Our Chocolate Fudge Cupcakes are incredibly moist, and made by simply mixing together your dry ingredients with wet ingredients and then dividing up into cupcake cases to bake for 15 minutes. Taken from our Ultimate Double Chocolate Cupcake Recipe.
Topped off with an old fashioned chocolate fudge icing recipe made with melted butter, sugar, chocolate, cocoa powder and icing sugar, which again is really easy to make great fun spreading onto your yummy cupcakes.
Get Baking with the little ones this October Half Term!
Infact these Cupcakes are perfect to bake for a Halloween Party or during the school holidays, especially finishing them off with these Cake Angels Halloween Cupcake Toppers!
These Trick or Treat Halloween Cupcake and Cake Toppers are freakin amazing, and perfect for this cupcake recipe……..and we have teamed up with our friends at Cake Angels who have kindly given you guys a 25% OFF DISCOUNT CODE: Please use code: SWEETENCHANTED25 at check-out! *Code will work from the 6th of October to the 3rd November on all full priced Cake Angels products.
HAPPY HALLOWEEN BAKING!
PS: We would love to see your takes on our bakes, please tag your cupcakes with a #sweetenchanted on Instagram or Twitter!
- Makes 12
- 125gr Plain Flour
- 25gr Cocoa Powder (good quality)
- 1/2 Tsp Baking Powder
- 1/2 Tsp Baking Soda
- 75gr Light Soft Brown Sugar
- 75gr Granulated Sugar
- Pinch of Salt
- 1 Egg
- 1 Tsp Vanilla bean paste or extract
- 150ml Buttermilk
- 40ml Vegetable Oil
- 80ml Hot Coffee
- 50gr Dark Chocolate (70%+ Cocoa solids)
- 200gr Icing Sugar
- 50gr Cocoa Powder (good quality)
- 150gr Unsalted Butter
- 150gr Caster Sugar
- 100gr Milk Chocolate
- 1 Tsp Vanilla Bean paste or extract
- Pinch of Salt
- 5 Tbls Hot Water
- 12 Cupcake Cases
- Cupcake Baking Tin
- Cake Angels Cupcake Toppers
- Preheat your oven to 170C and line a cupcake baking tray with 12 cases.
- Sieve all of your dry ingredients into a large mixing bowl and use a hand whisk to mix all together well, set aside.
- In a small bowl crack in your egg and whisk lightly and then weigh your buttermilk and oil into the bowl.
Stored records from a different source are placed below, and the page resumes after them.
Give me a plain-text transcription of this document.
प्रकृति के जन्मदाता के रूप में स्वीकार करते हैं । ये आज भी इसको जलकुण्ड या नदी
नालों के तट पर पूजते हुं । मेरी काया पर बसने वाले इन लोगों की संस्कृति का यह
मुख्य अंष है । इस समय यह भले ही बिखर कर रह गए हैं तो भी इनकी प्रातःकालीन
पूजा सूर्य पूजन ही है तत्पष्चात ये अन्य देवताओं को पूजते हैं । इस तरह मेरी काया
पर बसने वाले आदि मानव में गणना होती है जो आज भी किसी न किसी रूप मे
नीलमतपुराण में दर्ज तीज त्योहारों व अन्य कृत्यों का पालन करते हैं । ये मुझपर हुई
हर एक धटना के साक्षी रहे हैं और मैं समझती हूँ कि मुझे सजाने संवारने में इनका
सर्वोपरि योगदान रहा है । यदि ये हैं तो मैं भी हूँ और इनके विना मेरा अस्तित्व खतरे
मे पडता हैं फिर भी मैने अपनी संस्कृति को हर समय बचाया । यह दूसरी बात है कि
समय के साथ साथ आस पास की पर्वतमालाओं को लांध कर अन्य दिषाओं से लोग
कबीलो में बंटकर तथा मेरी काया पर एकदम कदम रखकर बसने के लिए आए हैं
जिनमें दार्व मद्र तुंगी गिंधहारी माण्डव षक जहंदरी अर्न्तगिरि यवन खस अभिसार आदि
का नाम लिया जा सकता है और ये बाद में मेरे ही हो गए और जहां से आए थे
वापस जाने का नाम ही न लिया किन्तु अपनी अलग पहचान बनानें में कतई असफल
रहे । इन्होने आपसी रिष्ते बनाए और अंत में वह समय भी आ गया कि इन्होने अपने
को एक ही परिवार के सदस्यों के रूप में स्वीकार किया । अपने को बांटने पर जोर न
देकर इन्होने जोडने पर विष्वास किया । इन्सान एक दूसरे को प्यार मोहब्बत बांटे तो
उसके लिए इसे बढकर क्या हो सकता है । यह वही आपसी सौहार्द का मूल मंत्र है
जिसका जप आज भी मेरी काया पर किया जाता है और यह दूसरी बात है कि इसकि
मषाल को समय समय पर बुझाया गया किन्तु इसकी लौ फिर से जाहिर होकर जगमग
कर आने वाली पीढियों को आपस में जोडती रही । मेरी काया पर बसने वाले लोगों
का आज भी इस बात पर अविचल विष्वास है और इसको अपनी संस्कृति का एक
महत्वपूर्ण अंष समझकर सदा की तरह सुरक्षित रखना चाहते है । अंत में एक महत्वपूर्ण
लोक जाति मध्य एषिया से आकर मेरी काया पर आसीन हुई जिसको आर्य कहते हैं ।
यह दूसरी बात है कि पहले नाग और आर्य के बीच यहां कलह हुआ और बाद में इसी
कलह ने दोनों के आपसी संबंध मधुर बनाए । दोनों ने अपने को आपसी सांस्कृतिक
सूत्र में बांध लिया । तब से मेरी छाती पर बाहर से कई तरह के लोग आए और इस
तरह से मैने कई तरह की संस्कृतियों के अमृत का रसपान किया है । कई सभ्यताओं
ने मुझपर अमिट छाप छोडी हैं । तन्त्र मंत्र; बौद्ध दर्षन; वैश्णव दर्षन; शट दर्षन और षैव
Make up your hot coffee with 1 tsp of coffee granules and 80ml water, stir then add into the egg/buttermilk mix. Add your vanilla and then whisk together with a fork.
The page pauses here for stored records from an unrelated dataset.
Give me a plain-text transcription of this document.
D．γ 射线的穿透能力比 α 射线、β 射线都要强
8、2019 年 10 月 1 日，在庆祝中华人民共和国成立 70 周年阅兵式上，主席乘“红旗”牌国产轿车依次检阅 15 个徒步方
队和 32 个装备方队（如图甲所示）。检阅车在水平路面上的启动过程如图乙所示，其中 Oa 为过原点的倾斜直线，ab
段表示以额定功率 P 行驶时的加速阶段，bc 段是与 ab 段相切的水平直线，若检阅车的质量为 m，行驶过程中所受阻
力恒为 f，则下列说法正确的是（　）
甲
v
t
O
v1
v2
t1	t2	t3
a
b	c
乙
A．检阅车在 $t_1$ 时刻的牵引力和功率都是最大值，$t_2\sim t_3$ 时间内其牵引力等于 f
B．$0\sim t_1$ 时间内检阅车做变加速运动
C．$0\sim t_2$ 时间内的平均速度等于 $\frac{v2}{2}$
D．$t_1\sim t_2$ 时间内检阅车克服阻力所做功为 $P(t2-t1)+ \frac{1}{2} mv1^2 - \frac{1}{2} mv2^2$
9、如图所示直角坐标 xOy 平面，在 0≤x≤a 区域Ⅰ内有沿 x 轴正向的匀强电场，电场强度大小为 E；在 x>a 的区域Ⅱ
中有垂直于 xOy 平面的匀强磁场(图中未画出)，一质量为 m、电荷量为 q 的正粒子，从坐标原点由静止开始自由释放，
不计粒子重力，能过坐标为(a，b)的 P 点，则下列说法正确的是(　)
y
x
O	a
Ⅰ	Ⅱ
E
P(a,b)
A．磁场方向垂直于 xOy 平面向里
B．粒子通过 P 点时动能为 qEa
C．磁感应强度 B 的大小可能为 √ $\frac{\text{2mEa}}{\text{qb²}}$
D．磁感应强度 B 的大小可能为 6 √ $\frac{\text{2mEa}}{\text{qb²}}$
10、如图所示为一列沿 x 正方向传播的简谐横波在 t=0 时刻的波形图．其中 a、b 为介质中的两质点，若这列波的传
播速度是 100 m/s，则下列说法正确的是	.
- Break up your dark chocolate and melt in the microwave, checking and stirring at 10 second intervals until smooth and creamy with no lumps.
- You are now going to add everything into the dry mix in your large mixing bowl and use your hand whisk to slowly mix everything together, scraping the sides then mixing around and around more vigorously until the chocolate cupcake mix is smooth with no lumps.
- Add your mix into the cupcake cases, I used an ice cream scoop to add one scoop per case.
- Bake in the centre of the oven for 15 minutes, checking with a toothpick or small sharp knife tip which should come out clean with no wet mixture on it.
- Leave to cool in the baking tin.
- Sieve your icing sugar and cocoa powder into a mixing bowl and set aside.
- Melt your butter, sugar and chocolate in a pan over a medium heat until all of the sugar has dissolved, then pour into your mixing bowl.
- Add your salt and vanilla and then use a wooden spoon to mix all together.
- Place into the fridge for 10 minutes to set slightly, then add a tablespoon of hot water and stir, then another and continue until the consistency is smooth, creamy and spreadable (easy to spread onto cupcakes)
- Add a few tablespoons of your chocolate fudge icing onto each cupcake and use either a blunt knife or teaspoons dipped in and out of a cup of warm water to spread round and round over the cupcake top to make a smooth top.
- Add your Halloween Toppers and serve.
- *This recipe is courtesy of Sweet Enchanted, please credit if duplicating or reposting.
♥ Like all chocolate baking, we always use a good quality baking powder and chocolate for the very best taste.